Some Docker images have been crafted in build-images/, to build the Webcom C SDK for several distributions. If you want to build your own package of your own version of the SDK, using these images make it rather straighforward.

Build manually from Git

Build prerequisites

(Note: you can also take a look the Dockerfiles in build-images/ to get an idea of the build requirements)

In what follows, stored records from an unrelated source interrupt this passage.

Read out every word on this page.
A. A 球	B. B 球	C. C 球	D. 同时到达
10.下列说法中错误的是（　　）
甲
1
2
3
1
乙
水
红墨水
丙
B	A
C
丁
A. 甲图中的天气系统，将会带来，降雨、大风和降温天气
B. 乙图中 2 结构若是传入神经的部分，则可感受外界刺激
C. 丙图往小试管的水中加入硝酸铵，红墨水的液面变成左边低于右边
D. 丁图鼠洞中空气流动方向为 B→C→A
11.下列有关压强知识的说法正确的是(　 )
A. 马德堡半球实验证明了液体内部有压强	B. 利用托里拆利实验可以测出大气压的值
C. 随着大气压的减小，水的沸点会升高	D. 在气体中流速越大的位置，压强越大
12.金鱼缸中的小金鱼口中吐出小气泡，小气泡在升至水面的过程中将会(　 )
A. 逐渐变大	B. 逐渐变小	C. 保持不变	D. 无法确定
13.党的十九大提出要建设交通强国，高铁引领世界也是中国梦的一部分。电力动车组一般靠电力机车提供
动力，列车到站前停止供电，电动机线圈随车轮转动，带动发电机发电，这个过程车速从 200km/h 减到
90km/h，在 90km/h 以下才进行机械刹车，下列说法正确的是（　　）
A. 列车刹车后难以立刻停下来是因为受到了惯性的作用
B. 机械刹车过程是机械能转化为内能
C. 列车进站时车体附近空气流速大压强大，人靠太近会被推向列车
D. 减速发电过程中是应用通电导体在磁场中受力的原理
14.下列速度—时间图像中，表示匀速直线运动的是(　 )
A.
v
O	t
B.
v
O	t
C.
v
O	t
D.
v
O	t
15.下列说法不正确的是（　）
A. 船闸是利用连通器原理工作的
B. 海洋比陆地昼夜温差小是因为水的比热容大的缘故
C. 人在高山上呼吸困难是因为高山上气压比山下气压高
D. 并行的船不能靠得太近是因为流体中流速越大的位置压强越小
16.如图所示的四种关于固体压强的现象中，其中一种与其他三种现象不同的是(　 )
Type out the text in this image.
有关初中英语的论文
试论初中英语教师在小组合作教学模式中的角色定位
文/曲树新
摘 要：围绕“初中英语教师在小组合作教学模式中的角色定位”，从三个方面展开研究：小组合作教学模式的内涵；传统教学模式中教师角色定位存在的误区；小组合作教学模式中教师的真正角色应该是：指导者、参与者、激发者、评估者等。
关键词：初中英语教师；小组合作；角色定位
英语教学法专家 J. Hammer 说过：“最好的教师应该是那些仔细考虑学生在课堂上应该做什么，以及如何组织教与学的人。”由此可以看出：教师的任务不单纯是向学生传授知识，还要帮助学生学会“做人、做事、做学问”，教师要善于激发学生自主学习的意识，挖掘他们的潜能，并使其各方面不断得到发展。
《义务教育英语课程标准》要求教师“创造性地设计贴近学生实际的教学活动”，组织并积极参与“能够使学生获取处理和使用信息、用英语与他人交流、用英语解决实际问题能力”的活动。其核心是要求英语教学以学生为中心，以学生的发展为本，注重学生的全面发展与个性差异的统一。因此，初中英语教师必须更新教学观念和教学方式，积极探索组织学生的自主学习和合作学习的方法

On a debian-family platform (Debian >= 9, Ubuntu >= 16.04)
# apt-get install cmake gcc cmake make pkg-config libjson-c-dev libwebsockets-dev libev-dev libncurses5-dev doxygen libcurl4-openssl-dev libreadline-dev libsystemd-dev
On a RedHat-family platform (CentOS or RHEL >= 7, Fedora Core >= 24)

for CentOS 7 and RHEL 7

# yum install epel-release
# yum install cmake3

for fedora core >= 24

# yum install cmake

then

# yum install gcc make pkgconfig json-c-devel json-c-devel libwebsockets-devel openssl-devel systemd-devel libev-devel libcurl-devel readline-devel doxygen

Build process

$ git clone [this repo URL]
(...)
$ cd webcom-sdk-c/build
$ cmake ..
(use `cmake3` instead of cmake) under CentOS 7 and RHEL 7)
(...)
$ make all
(...)

It will produce libwebcom-c.so in the lib/ subdirectory, plus the examples, documentation, and the test programs.

Install

[still in the build/ folder]
$ sudo make install

Man pages / HTML documentation

The documentation is produced by doxygen (the public .h files contain the documentation). The binary packages and manual installation do install the man pages, that document the SDK API. You can also generate the documentation in HTML format (requires graphviz):

[still in the build/ folder]
$ cmake .. -DBUILD_HTML_DOCUMENTATION=ON
$ make doc
(builds the HTML doc in doc/html/)

Demos

This SDK comes with two examples: legorange and wcchat in the examples/ directory. They are the C counterparts of Legorange and WebCom Simple Chat. These demos are automatically built and installed along with the SDK, and their source code are meant to be a source of information and inspiration on how to start hacking with the SDK.